Erëmirë Krasniqi: When did you return from Albania?

Zymer Neziri: Yes, we came back… yes, the bombings came to their end, I was in a mission which was organized with the people who had fled Kosovo from the Academy of Sciences and the Institutes, I was in the mission for a few days and we returned together with them, of course, at the time of the return. You know what conditions it was on, and our families outside of Pristina? There were two members of my family killed. In the large circle of the family, the kushëri[9] as they call it, there were four members massacred as well. One of them was a political prisoner and he was sentenced to death after the Second World War, he spent his time in prison, came out, and they took him. His older son said, “Don’t take my father,” he was an old man, around seventy-years-old.  He said, “No, your father is speaking too much.” And it’s true, his father spoke too much, because he was deaf, he went deaf because of the big tortures in prison, he didn’t know how to coordinate his tone when he spoke to others. “Yes, the old man speaks too much, come here, you as well.” He stands up, the second son, “Don’t take my father and my brother because they are old, take me,” you know, to be shot. “Okay, come, but we are not setting them free.” The other one who was my age stood up, his name was Shaqir, and said, “Set them free, take me.” And they said, “Come, you as well.” And they took the father with the three of his sons and massacred them in a house at the entrance of Zahaq, with the eyes with…then they burned them as well, so when we buried them, we had to arrange the three corpses ourselves.

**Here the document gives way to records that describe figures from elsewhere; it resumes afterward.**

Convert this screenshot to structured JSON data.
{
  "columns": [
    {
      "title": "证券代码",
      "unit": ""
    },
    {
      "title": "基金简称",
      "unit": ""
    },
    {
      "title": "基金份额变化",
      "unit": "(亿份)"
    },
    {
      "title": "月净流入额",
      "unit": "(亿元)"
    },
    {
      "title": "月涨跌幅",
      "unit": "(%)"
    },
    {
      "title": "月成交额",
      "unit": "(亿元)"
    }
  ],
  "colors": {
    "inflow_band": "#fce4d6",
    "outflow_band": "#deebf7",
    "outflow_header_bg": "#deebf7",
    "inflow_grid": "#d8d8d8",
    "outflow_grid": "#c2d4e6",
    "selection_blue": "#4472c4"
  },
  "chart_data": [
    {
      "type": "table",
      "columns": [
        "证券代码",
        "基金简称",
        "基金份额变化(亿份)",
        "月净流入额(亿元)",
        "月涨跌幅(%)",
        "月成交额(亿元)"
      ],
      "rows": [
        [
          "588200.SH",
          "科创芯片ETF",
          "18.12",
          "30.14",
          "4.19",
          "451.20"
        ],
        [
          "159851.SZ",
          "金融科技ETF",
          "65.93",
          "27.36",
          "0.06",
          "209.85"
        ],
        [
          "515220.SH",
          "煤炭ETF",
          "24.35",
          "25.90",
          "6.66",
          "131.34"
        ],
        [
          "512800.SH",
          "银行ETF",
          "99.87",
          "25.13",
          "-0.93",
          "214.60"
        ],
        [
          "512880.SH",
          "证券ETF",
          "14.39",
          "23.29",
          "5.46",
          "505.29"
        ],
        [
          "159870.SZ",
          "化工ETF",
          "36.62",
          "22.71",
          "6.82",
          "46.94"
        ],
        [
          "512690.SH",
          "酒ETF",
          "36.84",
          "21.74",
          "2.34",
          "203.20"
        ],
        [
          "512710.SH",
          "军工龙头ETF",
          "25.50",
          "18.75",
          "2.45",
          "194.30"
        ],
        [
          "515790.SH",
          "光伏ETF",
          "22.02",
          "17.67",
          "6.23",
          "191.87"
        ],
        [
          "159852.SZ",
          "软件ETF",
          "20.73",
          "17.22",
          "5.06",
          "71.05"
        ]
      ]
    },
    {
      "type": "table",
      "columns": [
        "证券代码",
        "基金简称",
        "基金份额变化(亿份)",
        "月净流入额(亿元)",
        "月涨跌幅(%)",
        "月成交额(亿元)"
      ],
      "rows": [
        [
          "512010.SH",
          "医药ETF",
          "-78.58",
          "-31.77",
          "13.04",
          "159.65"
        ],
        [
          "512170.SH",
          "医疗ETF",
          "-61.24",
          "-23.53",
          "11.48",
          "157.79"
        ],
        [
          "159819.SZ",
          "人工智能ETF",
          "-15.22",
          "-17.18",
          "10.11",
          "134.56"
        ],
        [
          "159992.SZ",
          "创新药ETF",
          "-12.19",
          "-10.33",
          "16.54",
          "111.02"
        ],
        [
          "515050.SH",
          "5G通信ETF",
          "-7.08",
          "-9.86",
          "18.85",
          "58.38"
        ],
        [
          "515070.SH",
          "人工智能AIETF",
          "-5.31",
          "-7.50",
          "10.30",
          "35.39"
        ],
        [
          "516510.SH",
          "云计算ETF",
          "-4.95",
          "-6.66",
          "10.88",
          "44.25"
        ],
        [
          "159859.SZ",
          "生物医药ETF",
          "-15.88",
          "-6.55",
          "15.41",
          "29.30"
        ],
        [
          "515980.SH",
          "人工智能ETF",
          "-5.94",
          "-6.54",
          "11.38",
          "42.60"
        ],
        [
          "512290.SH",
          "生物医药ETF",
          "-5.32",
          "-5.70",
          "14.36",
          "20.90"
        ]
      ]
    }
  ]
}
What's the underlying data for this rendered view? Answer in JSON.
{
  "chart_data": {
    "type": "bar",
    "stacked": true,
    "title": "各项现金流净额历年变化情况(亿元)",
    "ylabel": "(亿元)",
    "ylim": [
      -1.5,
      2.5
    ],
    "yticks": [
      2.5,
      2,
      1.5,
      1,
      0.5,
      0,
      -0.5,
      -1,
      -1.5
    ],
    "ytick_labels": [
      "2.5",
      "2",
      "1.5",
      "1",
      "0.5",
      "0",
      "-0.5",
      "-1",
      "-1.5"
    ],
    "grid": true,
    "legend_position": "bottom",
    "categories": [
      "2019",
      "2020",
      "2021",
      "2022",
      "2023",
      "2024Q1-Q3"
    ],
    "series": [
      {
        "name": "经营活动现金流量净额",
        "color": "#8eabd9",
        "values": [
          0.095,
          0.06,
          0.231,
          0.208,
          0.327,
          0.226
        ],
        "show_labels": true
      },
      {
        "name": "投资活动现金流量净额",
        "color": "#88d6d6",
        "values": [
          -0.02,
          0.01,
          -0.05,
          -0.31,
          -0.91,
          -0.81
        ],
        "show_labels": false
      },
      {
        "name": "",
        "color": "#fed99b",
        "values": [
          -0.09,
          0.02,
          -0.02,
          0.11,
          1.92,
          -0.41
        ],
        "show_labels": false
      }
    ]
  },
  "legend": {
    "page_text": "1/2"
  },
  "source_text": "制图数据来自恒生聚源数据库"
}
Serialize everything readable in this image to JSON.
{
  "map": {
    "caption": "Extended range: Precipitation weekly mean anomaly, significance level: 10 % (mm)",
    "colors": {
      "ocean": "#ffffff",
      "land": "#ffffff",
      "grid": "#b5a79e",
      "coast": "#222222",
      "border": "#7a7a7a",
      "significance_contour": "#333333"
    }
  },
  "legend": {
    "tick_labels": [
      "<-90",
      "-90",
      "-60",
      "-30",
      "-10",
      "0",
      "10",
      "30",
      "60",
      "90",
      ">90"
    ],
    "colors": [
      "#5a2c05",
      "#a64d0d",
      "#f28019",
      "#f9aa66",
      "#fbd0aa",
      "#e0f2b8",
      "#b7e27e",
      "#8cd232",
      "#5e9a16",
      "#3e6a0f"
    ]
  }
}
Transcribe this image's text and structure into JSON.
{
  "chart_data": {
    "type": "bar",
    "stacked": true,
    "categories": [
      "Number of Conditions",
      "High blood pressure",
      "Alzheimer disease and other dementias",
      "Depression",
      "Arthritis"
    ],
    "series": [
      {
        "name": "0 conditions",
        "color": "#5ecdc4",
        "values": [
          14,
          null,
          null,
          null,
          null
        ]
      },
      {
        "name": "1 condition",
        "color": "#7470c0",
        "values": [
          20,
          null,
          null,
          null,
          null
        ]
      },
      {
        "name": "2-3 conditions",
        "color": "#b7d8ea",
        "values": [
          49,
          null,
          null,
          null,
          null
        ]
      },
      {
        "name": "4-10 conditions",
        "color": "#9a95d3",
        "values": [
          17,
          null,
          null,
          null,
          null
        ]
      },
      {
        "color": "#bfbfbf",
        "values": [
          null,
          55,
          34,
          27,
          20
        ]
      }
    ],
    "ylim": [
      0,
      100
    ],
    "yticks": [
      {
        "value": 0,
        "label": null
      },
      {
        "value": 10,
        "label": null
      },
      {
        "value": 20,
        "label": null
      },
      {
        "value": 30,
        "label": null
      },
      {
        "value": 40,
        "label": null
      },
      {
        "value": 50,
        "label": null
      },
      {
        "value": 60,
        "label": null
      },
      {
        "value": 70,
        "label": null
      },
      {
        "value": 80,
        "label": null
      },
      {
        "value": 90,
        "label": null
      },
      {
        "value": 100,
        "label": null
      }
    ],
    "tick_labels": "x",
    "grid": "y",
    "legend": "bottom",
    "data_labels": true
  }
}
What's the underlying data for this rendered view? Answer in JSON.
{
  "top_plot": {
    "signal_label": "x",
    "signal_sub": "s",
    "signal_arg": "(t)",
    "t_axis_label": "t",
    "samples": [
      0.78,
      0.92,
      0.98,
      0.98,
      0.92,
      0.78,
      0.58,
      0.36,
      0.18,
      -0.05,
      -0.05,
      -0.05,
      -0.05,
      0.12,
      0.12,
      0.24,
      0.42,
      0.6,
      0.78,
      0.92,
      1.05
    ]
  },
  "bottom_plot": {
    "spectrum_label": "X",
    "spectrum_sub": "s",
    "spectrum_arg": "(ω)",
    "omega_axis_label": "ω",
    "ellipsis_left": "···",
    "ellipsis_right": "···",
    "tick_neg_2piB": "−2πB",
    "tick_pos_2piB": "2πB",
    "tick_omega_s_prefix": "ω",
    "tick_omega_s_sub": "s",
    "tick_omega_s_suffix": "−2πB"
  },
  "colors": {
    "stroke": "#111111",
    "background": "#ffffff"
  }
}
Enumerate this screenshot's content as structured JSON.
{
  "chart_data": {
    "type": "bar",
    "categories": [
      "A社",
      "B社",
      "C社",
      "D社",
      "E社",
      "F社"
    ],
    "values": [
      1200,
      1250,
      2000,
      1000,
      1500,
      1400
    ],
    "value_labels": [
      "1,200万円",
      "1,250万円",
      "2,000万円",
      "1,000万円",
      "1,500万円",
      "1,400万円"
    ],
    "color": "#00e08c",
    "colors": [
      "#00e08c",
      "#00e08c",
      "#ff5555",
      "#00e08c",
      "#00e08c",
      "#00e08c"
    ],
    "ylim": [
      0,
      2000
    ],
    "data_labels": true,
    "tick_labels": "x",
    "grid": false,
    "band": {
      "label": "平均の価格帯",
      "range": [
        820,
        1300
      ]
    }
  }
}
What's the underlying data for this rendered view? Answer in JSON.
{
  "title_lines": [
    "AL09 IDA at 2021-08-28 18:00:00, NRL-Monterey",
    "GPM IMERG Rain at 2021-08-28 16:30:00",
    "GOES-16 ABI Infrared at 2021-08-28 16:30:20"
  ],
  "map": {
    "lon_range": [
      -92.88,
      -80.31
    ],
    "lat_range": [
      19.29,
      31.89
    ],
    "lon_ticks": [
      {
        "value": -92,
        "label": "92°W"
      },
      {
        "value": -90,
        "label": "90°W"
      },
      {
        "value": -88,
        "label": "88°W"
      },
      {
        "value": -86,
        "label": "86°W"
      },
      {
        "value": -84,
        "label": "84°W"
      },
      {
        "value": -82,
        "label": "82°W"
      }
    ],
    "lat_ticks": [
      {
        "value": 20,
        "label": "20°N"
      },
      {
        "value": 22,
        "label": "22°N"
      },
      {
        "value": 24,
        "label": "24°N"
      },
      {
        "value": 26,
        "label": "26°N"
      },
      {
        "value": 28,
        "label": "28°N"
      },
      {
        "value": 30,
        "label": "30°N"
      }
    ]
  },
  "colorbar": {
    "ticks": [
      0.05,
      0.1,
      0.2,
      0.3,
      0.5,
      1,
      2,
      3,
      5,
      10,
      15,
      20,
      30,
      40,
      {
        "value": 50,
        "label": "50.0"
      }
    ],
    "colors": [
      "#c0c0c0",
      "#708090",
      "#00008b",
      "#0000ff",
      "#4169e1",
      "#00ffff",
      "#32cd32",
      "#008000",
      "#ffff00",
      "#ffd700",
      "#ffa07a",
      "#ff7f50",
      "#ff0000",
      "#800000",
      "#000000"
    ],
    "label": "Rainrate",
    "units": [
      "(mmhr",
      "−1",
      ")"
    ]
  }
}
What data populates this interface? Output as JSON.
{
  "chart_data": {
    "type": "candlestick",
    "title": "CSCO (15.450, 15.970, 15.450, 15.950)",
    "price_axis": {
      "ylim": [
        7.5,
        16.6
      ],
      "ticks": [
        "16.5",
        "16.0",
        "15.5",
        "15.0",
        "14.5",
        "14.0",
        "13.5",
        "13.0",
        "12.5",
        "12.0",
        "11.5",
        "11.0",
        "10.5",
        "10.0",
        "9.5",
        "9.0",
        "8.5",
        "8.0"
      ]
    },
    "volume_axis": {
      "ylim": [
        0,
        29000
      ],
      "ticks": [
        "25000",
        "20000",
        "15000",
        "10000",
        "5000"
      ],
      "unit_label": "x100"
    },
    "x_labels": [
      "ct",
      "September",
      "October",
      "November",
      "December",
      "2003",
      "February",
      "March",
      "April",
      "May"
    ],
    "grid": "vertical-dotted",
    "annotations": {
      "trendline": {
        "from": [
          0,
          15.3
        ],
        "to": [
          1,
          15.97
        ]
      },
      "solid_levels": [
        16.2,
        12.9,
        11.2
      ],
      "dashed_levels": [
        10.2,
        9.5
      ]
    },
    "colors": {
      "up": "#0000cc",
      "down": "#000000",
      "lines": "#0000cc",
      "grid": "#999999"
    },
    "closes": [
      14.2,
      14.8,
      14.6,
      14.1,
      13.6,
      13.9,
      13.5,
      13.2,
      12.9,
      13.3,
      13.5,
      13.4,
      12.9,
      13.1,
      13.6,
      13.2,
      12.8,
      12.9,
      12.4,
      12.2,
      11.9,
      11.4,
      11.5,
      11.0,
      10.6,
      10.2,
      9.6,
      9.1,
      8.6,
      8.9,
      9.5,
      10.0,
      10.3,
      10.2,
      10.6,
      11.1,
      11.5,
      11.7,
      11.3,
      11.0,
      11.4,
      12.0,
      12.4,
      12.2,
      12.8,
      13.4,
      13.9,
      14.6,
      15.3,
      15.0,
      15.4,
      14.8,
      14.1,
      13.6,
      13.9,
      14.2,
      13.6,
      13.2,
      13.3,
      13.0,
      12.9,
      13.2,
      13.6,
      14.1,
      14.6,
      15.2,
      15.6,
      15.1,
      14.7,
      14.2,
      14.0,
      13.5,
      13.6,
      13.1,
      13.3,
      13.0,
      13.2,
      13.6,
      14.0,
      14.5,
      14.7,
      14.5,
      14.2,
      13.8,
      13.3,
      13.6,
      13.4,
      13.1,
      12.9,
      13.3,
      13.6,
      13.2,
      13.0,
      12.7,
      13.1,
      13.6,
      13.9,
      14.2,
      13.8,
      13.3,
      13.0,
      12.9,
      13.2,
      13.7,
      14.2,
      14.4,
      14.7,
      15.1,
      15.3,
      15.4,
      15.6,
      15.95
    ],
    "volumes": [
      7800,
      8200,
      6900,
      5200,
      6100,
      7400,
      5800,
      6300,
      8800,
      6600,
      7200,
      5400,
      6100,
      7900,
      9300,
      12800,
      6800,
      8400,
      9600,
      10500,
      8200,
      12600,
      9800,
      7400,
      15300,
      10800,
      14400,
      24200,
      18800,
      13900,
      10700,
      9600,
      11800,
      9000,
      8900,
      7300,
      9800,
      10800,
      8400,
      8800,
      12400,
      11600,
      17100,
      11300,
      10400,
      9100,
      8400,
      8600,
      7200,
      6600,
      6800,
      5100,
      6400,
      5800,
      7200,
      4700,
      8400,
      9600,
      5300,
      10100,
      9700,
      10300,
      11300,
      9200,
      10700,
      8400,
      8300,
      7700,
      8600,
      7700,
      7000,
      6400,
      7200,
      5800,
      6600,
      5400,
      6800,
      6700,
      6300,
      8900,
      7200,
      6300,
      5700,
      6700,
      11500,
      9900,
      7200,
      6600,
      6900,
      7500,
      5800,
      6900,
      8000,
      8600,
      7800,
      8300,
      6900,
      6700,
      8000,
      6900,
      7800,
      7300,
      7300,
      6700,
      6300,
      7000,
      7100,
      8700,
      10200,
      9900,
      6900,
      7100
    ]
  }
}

This was the part that was experienced by many Albanian families in the last war, it’s a war that has ended, but a war such as the centuries old conflict with Serbia, many wars, many battles, hasn’t ended because Serbia doesn’t want to stop, and they don’t know and they don’t even have the slightest will to say, “I did wrong, I am going to stop now,” just as the whole Germany knew after Hitler.

[1] Besëlidhja, League, is an agreement whose goal is the common good, as such it rests on the solemn commitment of the participants for common actions. In Albanian national history, the first recorded alliance of this type is the Besëlidhja e Lezhës [League of Lezhë],  a military alliance of feudal lords in Albania forged in Lezhë on March 2, 1444, initiated and organized under Venetian patronage, with Skanderbeg as leader of regional chieftains united against the Ottoman Empire.

[2] Rilindja Kombëtare (National Awakening), the nineteenth century Albanian national movement.

[3] Iftar, meal consumed after dawn, breaking the fast during the month of Ramadan.

[4] syfyr, pre-dawn meal during the same month.

[5] Polish: Spazler, fence. Otherwise, a ceremonial alignment of two rows facing each other. In this case, gauntlet.

[6] Serb: Milicia, literally police.

[7] Low round table for people to gather at communal dinners, sitting on the floor.

[8] BIA [Bahri-Agron-Ilir] unit was a KLA unit for freedom and liberation. It was named as a sign of respect after people’s heroes Bahri Fazliu, Agron Rrahmani and Ilir Konushevci.

[9] Kushëri is a way of referring to distant relatives without having to name the distance in order to keep them all in the closer circle of the family.